The decision to cut jobs at the exchange operator was made by ex-Goldman Sachs veteran David Schwimmer, who took the helm at LSE back in August last year. The job cuts will help the LSE generate around £30 million in cost savings.

The new CEO has taken steps to ensure that the bourse has limited exposure to Brexit, with concerns over how Britain’s departure from the EU will impact clearing and trade volumes at the LSE.

‘We are very well prepared for whatever comes from a Brexit situation,’ Schwimmer told reporters. ‘We expect international growth opportunities to offset any market headwinds in 2019,’

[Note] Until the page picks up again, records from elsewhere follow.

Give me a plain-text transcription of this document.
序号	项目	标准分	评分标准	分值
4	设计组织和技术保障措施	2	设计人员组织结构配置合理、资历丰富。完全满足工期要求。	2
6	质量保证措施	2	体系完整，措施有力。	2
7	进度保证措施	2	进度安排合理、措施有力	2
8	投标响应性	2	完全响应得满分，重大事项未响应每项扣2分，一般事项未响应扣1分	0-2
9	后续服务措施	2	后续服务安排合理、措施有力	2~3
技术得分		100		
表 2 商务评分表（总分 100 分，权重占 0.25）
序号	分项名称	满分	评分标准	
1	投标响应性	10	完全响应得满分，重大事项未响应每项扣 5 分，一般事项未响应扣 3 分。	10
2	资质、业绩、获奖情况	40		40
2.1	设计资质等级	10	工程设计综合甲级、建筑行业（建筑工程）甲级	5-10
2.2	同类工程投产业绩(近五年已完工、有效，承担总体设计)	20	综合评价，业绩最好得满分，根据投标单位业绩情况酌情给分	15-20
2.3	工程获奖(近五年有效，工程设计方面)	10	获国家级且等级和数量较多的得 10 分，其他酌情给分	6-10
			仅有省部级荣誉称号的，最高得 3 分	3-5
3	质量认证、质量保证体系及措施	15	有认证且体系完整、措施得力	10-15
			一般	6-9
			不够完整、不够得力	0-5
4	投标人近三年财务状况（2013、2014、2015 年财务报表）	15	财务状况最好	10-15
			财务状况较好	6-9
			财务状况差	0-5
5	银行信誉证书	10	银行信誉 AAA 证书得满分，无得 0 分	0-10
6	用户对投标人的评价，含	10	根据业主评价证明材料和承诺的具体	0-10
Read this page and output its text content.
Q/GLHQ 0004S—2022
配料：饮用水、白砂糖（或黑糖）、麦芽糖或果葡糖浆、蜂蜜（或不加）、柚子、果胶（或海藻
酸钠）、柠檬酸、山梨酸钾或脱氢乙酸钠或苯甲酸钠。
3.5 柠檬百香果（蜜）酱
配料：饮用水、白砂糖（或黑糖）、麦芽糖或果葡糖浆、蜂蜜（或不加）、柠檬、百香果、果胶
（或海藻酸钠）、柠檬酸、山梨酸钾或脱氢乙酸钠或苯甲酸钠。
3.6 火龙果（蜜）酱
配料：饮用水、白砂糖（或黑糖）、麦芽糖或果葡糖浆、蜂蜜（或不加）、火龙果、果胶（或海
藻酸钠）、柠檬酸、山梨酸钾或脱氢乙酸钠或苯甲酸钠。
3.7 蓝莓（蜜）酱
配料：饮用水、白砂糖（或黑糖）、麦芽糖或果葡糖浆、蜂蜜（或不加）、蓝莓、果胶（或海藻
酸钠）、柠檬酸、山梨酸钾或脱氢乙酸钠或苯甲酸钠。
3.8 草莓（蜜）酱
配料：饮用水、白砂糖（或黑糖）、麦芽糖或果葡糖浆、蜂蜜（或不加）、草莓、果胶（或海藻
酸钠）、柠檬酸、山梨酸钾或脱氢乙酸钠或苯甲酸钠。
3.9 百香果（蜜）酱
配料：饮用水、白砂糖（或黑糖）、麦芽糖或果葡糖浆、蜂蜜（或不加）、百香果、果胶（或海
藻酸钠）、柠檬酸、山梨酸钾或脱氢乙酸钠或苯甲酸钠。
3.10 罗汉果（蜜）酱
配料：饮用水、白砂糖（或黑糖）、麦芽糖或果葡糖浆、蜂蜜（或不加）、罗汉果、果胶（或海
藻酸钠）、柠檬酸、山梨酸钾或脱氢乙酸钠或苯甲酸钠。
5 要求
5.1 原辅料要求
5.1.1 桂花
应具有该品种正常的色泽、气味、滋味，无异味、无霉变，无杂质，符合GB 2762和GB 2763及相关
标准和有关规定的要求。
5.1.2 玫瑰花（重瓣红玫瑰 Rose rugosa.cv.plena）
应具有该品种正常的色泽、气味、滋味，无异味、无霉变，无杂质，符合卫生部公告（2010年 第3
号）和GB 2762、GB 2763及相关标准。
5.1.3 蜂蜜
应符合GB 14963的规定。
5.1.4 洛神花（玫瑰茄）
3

London Stock Exchange results: key figures

Total revenue increased by 8% to £1.91 billion in 2018, with total income at the bourse climbing 9% to £2.13 billion compared to the previous year.

LSE also saw its adjusted operating profit increase by 15% to £931 million and its earnings per share rise 17% to 173.8p a share, prompting the exchange operator to increase its final dividend to 43.2p a share, reflecting the company’s confident outlook.

London Stock Exchange post-Brexit preparations

The exchange operator’s pan-European share trading platform Turquoise recently applied for a license to open a hub in Amsterdam so that the company can continue to service EU customer post-Brexit, with Dutch regulators backing move.

Earlier this week, Theresa May was urged by MPs in parliament to take a no-deal Brexit off the table. The news will likely be welcomed by Schwimmer who told reporters that if Britain can secure a transition deal with the EU, share trading of euro-denominated stocks will remain firmly in London.